We only list deals that have ‘lead investment’. This means companies with a significant amount of their funding round already negotiated and committed. We then offer our investors the same share class and share price, and ensure our required additional protections are in place (drag along and tag along, pre-emption and pro-rata voting rights). This way our investors’ interests are aligned with the ‘lead investment’.
- Each company must have a minimum of 40% of their round already in place as ‘lead investment’. This doesn’t have to come from one source; it could be from a syndicate of angels. For example, if a company is raising £1m, they need to have already raised at least £250,000 before being considered for listing on SyndicateRoom
It is likely that most or all of these investors are at arm’s-length, or fully independent, from the company. In other words, they’re investing in the company for the first time and not otherwise connected to the business in some way (e.g. as a commercial supplier). The incentives behind their investment decision are therefore closely aligned with those of SyndicateRoom investors.

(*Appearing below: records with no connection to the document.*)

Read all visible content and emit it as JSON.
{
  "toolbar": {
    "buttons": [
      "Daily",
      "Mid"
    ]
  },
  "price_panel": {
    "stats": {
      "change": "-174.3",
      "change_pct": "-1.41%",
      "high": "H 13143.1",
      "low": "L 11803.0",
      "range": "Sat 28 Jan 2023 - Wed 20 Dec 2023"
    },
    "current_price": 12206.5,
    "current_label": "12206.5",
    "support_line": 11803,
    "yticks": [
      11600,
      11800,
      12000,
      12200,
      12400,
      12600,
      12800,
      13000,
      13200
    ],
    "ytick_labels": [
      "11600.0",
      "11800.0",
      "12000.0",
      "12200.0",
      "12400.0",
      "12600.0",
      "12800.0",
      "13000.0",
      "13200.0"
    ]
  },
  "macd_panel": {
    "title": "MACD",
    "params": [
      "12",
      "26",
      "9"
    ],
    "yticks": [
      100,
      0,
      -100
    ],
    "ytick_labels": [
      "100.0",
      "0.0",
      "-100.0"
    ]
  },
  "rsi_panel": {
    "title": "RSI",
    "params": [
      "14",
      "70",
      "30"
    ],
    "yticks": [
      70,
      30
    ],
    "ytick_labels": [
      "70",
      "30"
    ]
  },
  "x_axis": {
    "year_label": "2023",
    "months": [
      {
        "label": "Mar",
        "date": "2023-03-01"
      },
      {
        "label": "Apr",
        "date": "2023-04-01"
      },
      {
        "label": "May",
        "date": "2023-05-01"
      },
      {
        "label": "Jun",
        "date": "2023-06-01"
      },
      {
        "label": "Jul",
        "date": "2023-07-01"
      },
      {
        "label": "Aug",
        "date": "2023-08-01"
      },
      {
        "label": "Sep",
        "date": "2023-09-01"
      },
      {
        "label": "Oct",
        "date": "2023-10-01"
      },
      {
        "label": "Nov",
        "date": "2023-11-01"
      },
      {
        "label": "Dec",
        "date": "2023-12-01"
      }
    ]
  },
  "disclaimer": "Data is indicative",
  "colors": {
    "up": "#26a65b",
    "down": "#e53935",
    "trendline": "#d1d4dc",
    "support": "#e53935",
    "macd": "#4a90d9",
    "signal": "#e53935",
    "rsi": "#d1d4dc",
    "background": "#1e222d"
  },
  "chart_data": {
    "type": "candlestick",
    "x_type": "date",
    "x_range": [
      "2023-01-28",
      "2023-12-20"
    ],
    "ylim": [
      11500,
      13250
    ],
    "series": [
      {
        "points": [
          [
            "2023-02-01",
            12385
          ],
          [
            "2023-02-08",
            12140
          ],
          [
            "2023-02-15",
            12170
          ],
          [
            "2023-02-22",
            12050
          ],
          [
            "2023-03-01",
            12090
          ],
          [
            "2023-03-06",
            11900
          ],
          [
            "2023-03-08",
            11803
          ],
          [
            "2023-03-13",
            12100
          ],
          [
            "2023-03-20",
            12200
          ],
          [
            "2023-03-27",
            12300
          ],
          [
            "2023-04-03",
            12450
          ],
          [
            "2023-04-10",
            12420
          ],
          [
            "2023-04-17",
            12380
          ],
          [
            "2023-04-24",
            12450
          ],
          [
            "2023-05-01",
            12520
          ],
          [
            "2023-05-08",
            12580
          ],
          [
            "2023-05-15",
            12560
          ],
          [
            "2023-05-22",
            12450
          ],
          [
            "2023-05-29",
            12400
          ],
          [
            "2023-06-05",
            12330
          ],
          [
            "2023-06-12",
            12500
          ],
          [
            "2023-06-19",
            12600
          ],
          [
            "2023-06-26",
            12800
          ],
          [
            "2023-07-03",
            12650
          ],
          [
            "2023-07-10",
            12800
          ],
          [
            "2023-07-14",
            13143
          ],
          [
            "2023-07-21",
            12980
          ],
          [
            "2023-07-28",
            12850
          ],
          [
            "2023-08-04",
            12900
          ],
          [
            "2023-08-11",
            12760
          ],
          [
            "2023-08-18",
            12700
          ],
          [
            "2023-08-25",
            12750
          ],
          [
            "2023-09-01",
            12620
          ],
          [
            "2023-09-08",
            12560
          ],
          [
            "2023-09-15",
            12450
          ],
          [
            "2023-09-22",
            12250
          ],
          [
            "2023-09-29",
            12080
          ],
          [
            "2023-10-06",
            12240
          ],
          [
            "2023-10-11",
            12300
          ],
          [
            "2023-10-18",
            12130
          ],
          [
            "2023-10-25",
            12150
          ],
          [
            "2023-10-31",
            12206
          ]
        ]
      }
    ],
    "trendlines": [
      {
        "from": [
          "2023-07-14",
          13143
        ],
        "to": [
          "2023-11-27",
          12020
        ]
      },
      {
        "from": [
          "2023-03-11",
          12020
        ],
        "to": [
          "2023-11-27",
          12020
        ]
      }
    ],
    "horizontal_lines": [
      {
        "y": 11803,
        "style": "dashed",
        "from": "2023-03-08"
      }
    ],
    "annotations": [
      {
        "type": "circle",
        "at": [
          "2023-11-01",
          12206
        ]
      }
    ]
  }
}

In some cases, a larger proportion of the lead investment is in some way connected to the company and not at arm’s length from it. However, we do then distinguish between different types of connectedness (e.g. existing shareholders “following their money” by taking up their pre-emption rights on existing investments versus investments from family or friends). We always establish the nature of an investor’s connection to the company in detail to ensure the quality of the opportunity has been appropriately validated; this goes to the heart of our “investor led” model.